The lack of ratings standards is an issue for the viability of ESG investing as a whole. But this is especially problematic for those who invest in ESG funds for their possible benefit of safety. An incorrectly rated or improperly included company may not weather economic storms to the degree expected, with potentially severe consequences for individual investors’ portfolios.
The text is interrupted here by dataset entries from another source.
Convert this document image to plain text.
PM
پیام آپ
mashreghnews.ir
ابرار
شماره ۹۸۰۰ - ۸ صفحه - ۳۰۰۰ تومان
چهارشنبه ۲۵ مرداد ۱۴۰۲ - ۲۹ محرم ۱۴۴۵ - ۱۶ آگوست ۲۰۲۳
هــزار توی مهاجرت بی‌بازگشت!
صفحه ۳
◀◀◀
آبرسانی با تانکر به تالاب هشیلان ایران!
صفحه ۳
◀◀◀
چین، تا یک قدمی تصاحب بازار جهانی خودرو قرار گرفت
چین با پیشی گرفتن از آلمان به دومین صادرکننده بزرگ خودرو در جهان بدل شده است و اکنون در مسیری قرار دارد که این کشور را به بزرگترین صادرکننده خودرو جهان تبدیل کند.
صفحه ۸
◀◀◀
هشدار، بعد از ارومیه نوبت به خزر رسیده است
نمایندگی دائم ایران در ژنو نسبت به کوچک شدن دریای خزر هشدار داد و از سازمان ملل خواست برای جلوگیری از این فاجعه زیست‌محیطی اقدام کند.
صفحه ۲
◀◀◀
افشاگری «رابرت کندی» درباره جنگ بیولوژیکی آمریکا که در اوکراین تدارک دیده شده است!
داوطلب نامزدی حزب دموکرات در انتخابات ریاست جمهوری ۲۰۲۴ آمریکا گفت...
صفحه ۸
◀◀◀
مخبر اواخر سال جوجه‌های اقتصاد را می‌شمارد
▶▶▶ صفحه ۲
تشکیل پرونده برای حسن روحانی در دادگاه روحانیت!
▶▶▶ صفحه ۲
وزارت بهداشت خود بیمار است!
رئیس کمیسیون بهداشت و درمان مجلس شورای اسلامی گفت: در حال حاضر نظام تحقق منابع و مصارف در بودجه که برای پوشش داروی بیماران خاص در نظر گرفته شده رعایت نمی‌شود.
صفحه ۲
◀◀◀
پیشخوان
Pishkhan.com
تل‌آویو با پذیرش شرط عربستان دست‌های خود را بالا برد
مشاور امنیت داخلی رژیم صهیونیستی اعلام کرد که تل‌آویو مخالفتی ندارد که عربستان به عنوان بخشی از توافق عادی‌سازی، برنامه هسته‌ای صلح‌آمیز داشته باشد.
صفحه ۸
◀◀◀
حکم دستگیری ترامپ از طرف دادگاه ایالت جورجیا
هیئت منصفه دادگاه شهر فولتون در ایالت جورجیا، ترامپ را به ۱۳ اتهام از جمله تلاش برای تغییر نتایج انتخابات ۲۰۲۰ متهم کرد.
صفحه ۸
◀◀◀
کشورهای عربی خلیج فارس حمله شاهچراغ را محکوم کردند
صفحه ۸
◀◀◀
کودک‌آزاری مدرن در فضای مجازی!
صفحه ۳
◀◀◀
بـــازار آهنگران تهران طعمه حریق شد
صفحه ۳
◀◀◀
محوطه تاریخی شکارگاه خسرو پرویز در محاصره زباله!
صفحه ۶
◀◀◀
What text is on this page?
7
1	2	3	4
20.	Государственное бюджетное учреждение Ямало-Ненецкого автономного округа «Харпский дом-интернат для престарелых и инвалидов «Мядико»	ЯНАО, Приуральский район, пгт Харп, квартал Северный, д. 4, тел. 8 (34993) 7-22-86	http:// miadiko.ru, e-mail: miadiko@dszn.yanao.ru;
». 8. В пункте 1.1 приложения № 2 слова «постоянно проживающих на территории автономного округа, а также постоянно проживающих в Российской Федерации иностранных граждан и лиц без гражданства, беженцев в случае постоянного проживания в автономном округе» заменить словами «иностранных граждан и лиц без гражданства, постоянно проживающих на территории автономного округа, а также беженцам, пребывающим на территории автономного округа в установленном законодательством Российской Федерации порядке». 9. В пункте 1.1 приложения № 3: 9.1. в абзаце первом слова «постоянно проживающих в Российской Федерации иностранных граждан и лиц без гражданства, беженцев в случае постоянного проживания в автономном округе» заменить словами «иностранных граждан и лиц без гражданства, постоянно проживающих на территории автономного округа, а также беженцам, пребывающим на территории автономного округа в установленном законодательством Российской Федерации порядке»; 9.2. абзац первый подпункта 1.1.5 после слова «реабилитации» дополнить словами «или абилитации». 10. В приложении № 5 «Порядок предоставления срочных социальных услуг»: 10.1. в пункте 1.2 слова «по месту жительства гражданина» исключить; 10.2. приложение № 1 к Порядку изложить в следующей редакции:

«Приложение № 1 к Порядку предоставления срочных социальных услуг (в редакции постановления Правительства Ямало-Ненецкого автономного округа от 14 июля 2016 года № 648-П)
Conclusions and considerations

 In short, the evidence for whether ESG funds will be safer in a potential 2022 recession is inconclusive. However, perhaps such a short-term outlook should not matter for socially-focused investors.

 Fidelity portfolio manager Matt Egerton reminds ESG investors to take a long view with investment analysis. “In such an uncertain environment we think it is important to step back and look at some of the structural trends in the US market, one of which we think very clearly is sustainability…We believe investors should focus on durable themes centered around the world’s biggest long-term challenges, which can have remarkable staying power in the midst of geopolitical and economic volatility…These trends are very much intact despite the increasing noise of the global financial markets. Often, periods of crisis actually serve to accelerate sustainable changes that are already underway.”

Aimee Forsythe, portfolio manager at Cambridge Trust, provides a similar perspective: “ESG investing’s primary objective is not short-term, high risk or rapid growth; it’s a long-term, sustainable investing strategy that allows investors to achieve capital appreciation in alignment with their principles in environmental protection, social awareness and strong governance.”

So, the most important considerations for ESG investments should, for one, be long-term in nature, but also grounded in individual ethics. An ESG investment should be viewed not just in the context of your personal portfolio gains, but in the context of your personal values, and your potential impact on the world.